[GIS] How to avoid corrupt geometries when translating between TopoJSON and GeoJSON

geojsonjavascriptleaflettopojson

I'm trying to display some geojson vector features on a leaflet map.
The size of my GeoJSON is too big (25.4mb of data, 8.47mb gzipped), so I'm trying to use a TopoJSON format to reduce the size without loosing detail.

I converted my geojson data with topojson tool and just basic params:
topojson –id-property okato_code -p name -o adm.topojson adm.json

That significantly reduced the file size (down to 1.54mb of data, 201.3kb gzipped).
But when I translate it back ( using topojson.object() ) to GeoJSON on the client, it looks overgeneralized and like it has some incorrect topologies when zooming in.
I thought there was no generalization happening during translation to/from topoJSON, then why are the geometries different?
How to make them identical? My goal is just to reduce the size of the file without any simplification of geometries.

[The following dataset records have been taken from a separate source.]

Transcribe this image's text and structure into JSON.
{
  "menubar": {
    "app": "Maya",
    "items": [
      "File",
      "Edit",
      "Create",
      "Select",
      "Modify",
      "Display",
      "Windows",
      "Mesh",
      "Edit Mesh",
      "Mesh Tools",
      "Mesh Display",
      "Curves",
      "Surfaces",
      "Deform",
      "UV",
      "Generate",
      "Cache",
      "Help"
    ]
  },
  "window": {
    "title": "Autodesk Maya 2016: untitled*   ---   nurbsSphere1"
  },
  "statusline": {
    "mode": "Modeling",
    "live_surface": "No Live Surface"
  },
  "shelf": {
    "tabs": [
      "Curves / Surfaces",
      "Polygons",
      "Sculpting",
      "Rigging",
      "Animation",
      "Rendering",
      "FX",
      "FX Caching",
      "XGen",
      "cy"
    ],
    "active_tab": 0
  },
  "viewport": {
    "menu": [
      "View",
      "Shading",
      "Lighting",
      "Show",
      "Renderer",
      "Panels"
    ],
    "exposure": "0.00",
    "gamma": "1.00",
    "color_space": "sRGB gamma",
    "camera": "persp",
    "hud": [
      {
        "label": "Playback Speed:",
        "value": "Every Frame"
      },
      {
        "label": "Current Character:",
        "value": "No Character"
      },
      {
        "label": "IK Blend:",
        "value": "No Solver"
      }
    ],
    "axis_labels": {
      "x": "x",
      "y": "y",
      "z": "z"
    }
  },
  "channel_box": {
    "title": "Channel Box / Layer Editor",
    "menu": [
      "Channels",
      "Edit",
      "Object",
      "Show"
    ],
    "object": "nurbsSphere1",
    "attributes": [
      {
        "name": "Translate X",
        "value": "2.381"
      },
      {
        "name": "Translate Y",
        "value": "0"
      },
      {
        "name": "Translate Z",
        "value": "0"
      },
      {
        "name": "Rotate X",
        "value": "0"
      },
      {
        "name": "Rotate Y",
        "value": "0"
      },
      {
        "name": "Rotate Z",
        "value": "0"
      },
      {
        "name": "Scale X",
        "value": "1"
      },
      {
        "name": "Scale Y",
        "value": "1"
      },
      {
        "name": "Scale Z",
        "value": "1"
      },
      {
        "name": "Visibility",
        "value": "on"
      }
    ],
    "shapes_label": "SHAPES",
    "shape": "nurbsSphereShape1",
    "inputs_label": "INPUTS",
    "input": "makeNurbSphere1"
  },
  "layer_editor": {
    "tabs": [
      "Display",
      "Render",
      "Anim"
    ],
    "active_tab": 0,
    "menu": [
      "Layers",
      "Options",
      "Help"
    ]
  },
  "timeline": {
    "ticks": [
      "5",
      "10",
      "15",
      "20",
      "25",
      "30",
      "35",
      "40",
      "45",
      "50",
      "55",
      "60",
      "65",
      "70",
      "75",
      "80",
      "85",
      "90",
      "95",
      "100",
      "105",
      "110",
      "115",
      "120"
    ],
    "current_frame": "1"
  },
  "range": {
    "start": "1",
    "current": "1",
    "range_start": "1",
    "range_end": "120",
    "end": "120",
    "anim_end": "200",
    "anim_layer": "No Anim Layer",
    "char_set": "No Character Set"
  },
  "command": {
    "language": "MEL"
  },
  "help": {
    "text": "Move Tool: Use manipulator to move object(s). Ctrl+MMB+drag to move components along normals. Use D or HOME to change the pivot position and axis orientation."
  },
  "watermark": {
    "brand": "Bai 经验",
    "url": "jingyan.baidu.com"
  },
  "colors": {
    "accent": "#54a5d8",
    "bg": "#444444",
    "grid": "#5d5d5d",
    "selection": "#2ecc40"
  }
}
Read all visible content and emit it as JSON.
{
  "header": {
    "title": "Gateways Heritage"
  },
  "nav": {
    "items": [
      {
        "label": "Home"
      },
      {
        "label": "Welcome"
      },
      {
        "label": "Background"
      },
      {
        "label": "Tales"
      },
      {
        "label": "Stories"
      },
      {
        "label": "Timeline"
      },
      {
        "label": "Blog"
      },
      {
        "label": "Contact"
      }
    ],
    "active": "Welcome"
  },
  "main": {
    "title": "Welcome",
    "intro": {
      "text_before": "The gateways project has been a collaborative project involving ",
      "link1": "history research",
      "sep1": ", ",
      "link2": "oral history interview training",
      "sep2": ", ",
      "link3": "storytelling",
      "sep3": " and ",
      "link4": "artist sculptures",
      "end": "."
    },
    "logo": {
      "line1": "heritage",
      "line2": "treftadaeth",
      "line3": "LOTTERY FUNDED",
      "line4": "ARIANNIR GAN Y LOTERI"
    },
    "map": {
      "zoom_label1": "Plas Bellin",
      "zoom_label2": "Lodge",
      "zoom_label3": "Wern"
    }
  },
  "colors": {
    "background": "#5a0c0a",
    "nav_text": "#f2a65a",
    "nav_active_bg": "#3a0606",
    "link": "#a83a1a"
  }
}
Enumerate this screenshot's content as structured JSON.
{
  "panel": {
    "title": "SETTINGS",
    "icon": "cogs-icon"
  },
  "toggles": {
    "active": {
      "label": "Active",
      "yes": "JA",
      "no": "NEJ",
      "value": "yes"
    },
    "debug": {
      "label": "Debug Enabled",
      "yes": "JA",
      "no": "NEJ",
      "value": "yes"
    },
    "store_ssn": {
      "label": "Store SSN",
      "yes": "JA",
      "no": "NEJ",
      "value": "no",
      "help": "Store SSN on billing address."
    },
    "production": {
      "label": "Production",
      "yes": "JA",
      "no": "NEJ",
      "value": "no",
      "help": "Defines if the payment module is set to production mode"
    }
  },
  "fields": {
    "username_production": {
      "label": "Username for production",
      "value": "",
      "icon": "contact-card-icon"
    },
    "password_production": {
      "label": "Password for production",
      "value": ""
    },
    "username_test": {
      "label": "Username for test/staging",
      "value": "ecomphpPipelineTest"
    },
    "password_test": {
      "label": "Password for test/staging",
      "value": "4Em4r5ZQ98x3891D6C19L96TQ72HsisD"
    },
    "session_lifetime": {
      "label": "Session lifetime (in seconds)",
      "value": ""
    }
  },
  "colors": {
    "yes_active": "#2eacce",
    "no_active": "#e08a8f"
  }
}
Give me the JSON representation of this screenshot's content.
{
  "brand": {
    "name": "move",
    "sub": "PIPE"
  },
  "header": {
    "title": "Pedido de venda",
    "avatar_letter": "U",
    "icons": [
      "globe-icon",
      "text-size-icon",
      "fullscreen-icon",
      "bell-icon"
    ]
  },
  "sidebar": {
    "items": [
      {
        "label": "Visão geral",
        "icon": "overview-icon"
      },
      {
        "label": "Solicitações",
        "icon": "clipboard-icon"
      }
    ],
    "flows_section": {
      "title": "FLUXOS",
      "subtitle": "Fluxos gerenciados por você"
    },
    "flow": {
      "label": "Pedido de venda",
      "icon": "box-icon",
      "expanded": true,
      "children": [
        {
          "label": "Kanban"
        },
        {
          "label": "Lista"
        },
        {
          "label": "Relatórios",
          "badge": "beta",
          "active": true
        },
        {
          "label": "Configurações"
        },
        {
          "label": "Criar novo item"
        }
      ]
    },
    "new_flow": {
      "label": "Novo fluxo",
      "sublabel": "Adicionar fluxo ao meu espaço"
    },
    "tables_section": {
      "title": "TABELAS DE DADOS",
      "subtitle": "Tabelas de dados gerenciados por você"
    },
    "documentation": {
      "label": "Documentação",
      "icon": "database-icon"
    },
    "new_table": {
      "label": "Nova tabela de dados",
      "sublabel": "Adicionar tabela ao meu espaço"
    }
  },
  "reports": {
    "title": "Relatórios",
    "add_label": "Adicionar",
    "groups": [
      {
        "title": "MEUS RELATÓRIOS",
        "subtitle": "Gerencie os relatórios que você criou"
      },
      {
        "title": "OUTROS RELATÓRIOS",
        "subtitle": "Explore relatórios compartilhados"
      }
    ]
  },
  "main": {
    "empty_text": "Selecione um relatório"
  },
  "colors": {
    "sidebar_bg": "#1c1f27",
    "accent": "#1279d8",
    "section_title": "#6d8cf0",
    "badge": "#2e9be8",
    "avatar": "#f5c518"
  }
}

Here's the map – http://basemap.ru/json/
You have to wait for the big GeoJSON to download, it's included for comparison,
but after it loads, you can see a distinct difference on high zoom levels.
GeoJSON layer is orange and TopoJSON layer is white. I've included the layer switcher to turn topojson and geojson on and off.

The data itself is here:
http://basemap.ru/json/json/adm.geojson
http://basemap.ru/json/json/adm.topojson
The script with translation is http://basemap.ru/json/mapscript.js

If it makes sense, my map is in Asia Lambert Conformal Conic projection (http://spatialreference.org/ref/esri/102012/)

Best Answer

The issue here is TopoJSON’s default quantization behavior; you need to increase the quantization precision if you want to preserve detail when zoomed in. Try -q 1e5 to increase the quantization factor from the default by 10, or -q 1e6 by 100.

The appropriate value of Q depends on the maximum effective size of your map and limited by the original precision of the geometry. Your map appears to have 11 zoom levels by powers of 2, so starting with the smallest size of 560×410 at zoom level 0, the effective size of the map at zoom level 10 is 573,440×419,840. If you want to maintain this precision, you will need Q = 1e6 (and a significantly larger TopoJSON file).

More details: the quantization factor Q determines the maximum number of differentiable points and defaults to 10,000. For best efficiency, Q should be a factor of 10 because digits are base-10 encoded in JSON. The default value is appropriate for displaying a map on a computer screen which typically has at most a resolution of 2,560×1,440 pixels, well under 10,000×10,000. (Q is an upper bound on differentiability; if points are not uniformly spaced, you may get fewer differentiable points.)

TopoJSON uses quantization to determine whether two points are coincident for the purpose of simplification. This is required because GeoJSON does not encode topology, and exact matches would be overly strict due to floating point error in GeoJSON coordinates. Also, quantization is a major factor in reducing the size of the TopoJSON encoding, especially in conjunction with the delta encoding.